Paris: Charlie Hebdo is known for its satirical cartoons lampooning political and religious leaders. The French satirical magazine had become a symbol of free speech after its Paris office came under the deadly terror attacks last year. This time, the provocative publication may have gone too far.
Satirical French weekly Charlie Hebdo is back in the news again this time for its controversial cartoon suggesting Alan Kurdi, the Syrian toddler refugee who drowned and was found on the shores of Turkey, would have grown up to be a sex attacker caused outrage on the social media sites.
The cartoon depicts two male creatures running after terrified women with the caption: "What would have become of the young Alan if he had grown up? A groper in Germany."
Sexual assaults on women in Cologne and other German cities on New Year's Eve, many blamed on migrants, have prompted more than 600 criminal complaints and caused a backlash against German Chancellor Angela Merkel's policies on refugees. More than 1 million entered Germany last year, more than any other European country.

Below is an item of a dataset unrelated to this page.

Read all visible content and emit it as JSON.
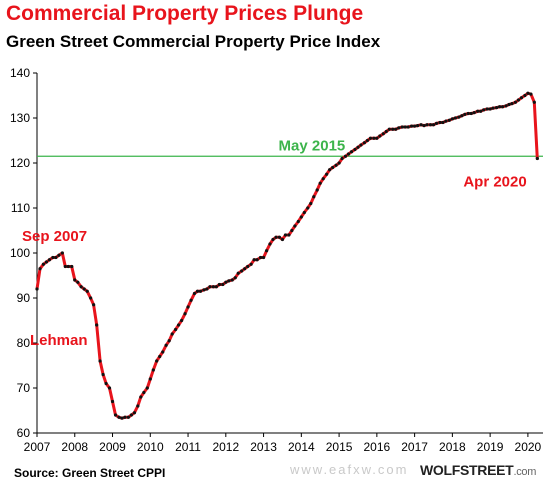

The cartoon was published a week after the anniversary of attacks on the offices of Charlie Hebdo in Paris which killed 12 people in January last year. The phrase "Je suis Charlie" ("I am Charlie"), was swiftly adopted by supporters online.
This time, many people on social media said the cartoon was offensive while others argued Charlie Hebdo was keeping to its usual provocative tone to stir debate on European attitudes to the migrant crisis.
The image of Alan lying face down on a Turkish beach last September appeared around the world and prompted a wave of sympathy for the plight of refugees fleeing war and poverty in the Middle East and Africa.